Les Toziels, (entendez par cette appellation « les oiseaux »),
quel merveilleux lieu pour y retrouver des amis, faire la fête et au
petit matin y entendre les oiseaux, qui ont, en effet et étrangement,
le chant très actif en ce lieu particulier ! J'étais donc
ravie d'y être invitée en cette période toujours un peu confuse
pour moi. Il était demandé à chacun d'emmener un plat de sa
composition et une bouteille afin de participer équitablement au
repas : formule très sympathique , économique, et généreuse
qui fait toujours ses preuves. Nous avons dansé comme des petits
fous, nous avons bu très raisonnablement, nous avons mangé plus
qu'à notre faim sans gaspiller pour autant, nous avons passé un
moment agréable, plein de chaleur et d' humour, tous âges confondus
avec ceux que l'on ne connaît pas, ceux que l'on connaît bien, et
ceux que l'on connaît de vue...
Alors
comme à l' habitude, et juste pour faire mon « enculeuse de
mouches », je me suis demandé qu'est ce qui pouvait bien
clocher (on ne se refait pas!), et en regardant autour de moi ce soir
là, je n'ai rien vu qui clochait, si ce n'est... Que toute cette
joie, faite de choses si simplement partagées, le repas, les
boissons, les gâteaux, la musique, la danse, les paroles drôles,
toutes ces choses contrastaient tellement avec l' austérité
ambiante : la crise avec laquelle on nous rabâche les oreilles,
nos plaintes, et nos inquiétudes quotidiennes, notre pouvoir
d'achat qui diminue... Créant parfois pour finir, une espèce d'hystérie
collective à l'approche des fêtes, comme si, à force de vivre
tendus, ils nous fallait absolument lâcher la pression, comme si les
fêtes étaient alors l'occasion d' un exutoire, et que l'espace de
cet instant court, trop court, on s' autorisait enfin un lâché
prise total, voir un dérapage non contrôlé... Y' a qu'à se
promener dans les grands magasins durant cette période particulière
pour tâter l'ambiance ! Faut voir les étals qui dégoulinent
d' huîtres, de chocolats, de boissons alcoolisées, de bûches de
Noël, de jouets en plastiques et de cadeaux en toc. Finalement, souvent, loin de l' idée de crise ambiante, on finit tout au plus avec une
bonne crise de foie qui contraste indécemment avec l' économie
austère dans laquelle nous prétendons vivre...
Au
« Toziels », rien de tout cela. C'était une vraie fête
et je jure que personne n' a manqué de rien, il y avait de tout, du
très bon, et rien de trop... Il y avait l'amitié, la joie, l'
abondance, et la danse, toutes les choses essentielles aux rites de
passage et qui partagées unanimement par les vieux et les jeunes
transforment nos peurs et nos doutes, en moments festifs, en rituels
pour passer d' une époque à une autre. L' occasion d'ailleurs à ces
moments, d' émettre tout haut des vœux que l'on porte
pour soi et pour les autres: des vœux très singuliers porteurs de
changements éventuels et du meilleur pour nos vies.
Alors
voilà, beaucoup de mes vœux personnels étant accomplis ou en voie
de l'être, j'ai fait le vœux que ce genre de « fête »

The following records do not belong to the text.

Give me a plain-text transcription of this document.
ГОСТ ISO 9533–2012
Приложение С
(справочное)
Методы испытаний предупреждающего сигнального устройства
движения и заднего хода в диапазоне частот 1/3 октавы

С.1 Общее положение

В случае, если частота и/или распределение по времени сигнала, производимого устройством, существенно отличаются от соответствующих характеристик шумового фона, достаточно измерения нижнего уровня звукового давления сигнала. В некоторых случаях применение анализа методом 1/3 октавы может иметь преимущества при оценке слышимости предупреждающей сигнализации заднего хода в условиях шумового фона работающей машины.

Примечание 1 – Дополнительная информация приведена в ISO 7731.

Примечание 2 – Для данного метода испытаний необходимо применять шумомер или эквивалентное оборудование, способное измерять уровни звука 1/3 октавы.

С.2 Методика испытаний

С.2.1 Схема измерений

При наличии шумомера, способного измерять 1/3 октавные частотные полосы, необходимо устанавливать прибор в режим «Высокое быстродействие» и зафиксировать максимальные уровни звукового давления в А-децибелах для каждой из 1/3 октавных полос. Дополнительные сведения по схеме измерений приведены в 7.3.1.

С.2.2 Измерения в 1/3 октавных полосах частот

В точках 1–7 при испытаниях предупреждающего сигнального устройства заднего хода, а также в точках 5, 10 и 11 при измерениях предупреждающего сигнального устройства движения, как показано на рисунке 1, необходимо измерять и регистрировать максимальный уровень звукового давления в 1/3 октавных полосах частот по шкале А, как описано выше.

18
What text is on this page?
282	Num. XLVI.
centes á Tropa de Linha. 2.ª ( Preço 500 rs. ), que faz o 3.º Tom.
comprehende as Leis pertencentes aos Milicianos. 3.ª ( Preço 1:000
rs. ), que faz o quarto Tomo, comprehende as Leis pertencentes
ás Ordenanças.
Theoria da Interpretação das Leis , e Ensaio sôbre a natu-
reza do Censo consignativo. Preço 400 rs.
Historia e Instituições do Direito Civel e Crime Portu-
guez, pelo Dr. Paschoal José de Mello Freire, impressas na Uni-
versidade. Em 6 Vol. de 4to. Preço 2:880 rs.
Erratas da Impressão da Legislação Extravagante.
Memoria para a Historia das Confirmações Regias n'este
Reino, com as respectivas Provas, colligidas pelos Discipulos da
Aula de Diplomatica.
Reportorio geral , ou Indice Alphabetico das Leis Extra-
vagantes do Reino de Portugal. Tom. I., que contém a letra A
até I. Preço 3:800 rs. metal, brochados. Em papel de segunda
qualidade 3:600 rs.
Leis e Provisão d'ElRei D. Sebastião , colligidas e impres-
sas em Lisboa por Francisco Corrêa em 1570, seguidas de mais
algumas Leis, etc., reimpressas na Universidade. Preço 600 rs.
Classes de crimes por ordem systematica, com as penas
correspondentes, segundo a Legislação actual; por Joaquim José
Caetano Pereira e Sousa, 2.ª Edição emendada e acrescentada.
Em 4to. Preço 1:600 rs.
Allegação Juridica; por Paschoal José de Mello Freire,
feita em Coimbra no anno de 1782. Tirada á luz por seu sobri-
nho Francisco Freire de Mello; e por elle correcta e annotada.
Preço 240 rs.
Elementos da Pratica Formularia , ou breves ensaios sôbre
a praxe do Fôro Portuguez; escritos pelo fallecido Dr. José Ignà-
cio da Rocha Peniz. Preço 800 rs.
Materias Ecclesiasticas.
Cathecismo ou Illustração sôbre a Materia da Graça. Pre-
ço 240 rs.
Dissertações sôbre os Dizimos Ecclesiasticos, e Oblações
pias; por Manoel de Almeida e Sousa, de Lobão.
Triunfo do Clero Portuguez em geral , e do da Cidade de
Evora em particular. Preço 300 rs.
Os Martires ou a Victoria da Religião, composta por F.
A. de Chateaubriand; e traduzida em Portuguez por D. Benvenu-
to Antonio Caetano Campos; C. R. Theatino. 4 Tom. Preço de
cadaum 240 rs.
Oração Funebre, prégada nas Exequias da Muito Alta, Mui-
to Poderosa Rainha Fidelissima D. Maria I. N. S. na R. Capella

soit possible pour tous, que les êtres humains pauvres ou riches,
vieux ou jeunes, d' ici ou d'ailleurs, puissent comme moi, se sentir
entourés, et ainsi, partageant ce qu'ils ont en toute simplicité,
transformer leurs peurs et leurs angoisses en prières et en vœux
pour des lendemains plus heureux. Qu'ils puissent se souvenir tous
les jours que la crise ici, n' est souvent qu'une vague crise de foie
mais que les crises de foie, cachent souvent les grandes crises de
Foi et par là, nos manques à les combler...
Car
oui hélas, souvent nos "fêtes" ressemblent, si tristement, à des tableaux de
Jérôme Bosch où des monstres grotesques festoient pour oublier
leurs gouffres de solitude cherchant à se diluer dans l'alcool... Et
si nous réapprenions à vivre et partager ensemble quelque chose de semblable à ce qu'il m'est offert de vivre au "Toziels". Si l'on pouvait respecter l'espace personnel des
uns et des autres tout en partageant des moments généreux, alors chaque jour sans aucun doute, serait une
vraie fête, car le « meilleur », résolument, est dans
le partage, même dans la « crise » et même dans le
« pire »... Et si mon souhait se réalise, ce sera vraiment une bonne année pour
moi... Elle aura si joliment commencé avec mes amis sur la colline du hameau des oiseaux!